Nintendo at Gamescom and QuakeCon, 2017

This is the first year I’ve paid serious attention to Gamescom, which basically amounts to Europe’s E3. Perhaps it’s because I’ve even less chance of getting to go it than I do to E3, but it’s kind of a blank spot in my games journalism career, if you want to call it that. But with a suite of teases at this year’s E3, not a lot of solid details and a whole slew of games all coming out in the next 2-4 months I’m actually interested in, I figured it was time to give the big game show on the other side of the Atlantic a try. With Bethesda saving most of its content for QuakeCon, which ran at the same time last week (which I’ll get to later on), and me not being terribly happy with Sony and Microsoft it was naturally only Nintendo I cared about, so here’s a rundown of what they did at Gamescom this year.
 
I’m not sure if companies do the big press conferences at Gamescom like they do at E3-If they did I didn’t see anywhere to stream them, and either way Nintendo seemed to once again go the route of releasing information directly to its fans through its own social media profiles.
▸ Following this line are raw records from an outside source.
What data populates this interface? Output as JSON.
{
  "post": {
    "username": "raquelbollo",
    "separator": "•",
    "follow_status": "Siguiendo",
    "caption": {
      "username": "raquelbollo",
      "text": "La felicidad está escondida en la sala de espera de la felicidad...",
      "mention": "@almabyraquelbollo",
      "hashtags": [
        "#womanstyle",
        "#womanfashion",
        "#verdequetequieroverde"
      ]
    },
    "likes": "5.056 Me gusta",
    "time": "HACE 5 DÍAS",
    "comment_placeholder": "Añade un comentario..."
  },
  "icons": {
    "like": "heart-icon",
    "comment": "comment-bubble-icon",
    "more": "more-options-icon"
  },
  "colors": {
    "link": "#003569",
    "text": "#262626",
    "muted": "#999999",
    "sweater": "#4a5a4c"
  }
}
So strap in, it’s time once again to overanalyse some trailers.
 

 
Fire Emblem Warriors is a game that I’ve gotten progressively more interested in as the months have gone by. I don’t know much at all about Fire Emblem as a franchise: The earlier games’ permadeath turned me away from what basically amounts to Medieval Fantasy Advance Wars, but the corner it seems to have turned as of Fire Emblem Awakening on the 3DS, making the permadeath optional and adding in a visual novel/dating sim style relationship mechanic (clunkily implemented as it is) seems to have made it into something that seems marginally more up my alley. I was all ready to put down cash for Tokyo Mirage Sessions ♯FE on the WiiU in spite of my total disinterest in Persona, Shin Megami Tensei, Fire Emblem and JRPGs in general simply because that game looked and sounded freaking awesome, but the collector’s edition turned out to be *way* more money than I wanted to spend at that time, especially with the WiiU at death’s door in 2016 and other releases causing me to have an existential crisis about the video game medium. I do still kind of want to at least add that to my collection given its critical acclaim, possibly if I can get it at a budget price, but it’s definitely not a priority anymore.
 
In the end, it took Omega Force releasing a musō game based on the franchise to get me to really pay attention to Fire Emblem for the first time. My hunger for any and all things musō cannot be satiated, and I’ve been desperate for another game like this I can take on the go with me and play without an Internet connection since grinding Hyrule Warriors Legends into dust last year, and in lieu of a proper Dynasty Warriors Empires or Samurai Warriors Empires release on the Switch I initially thought I’d have to settle for this.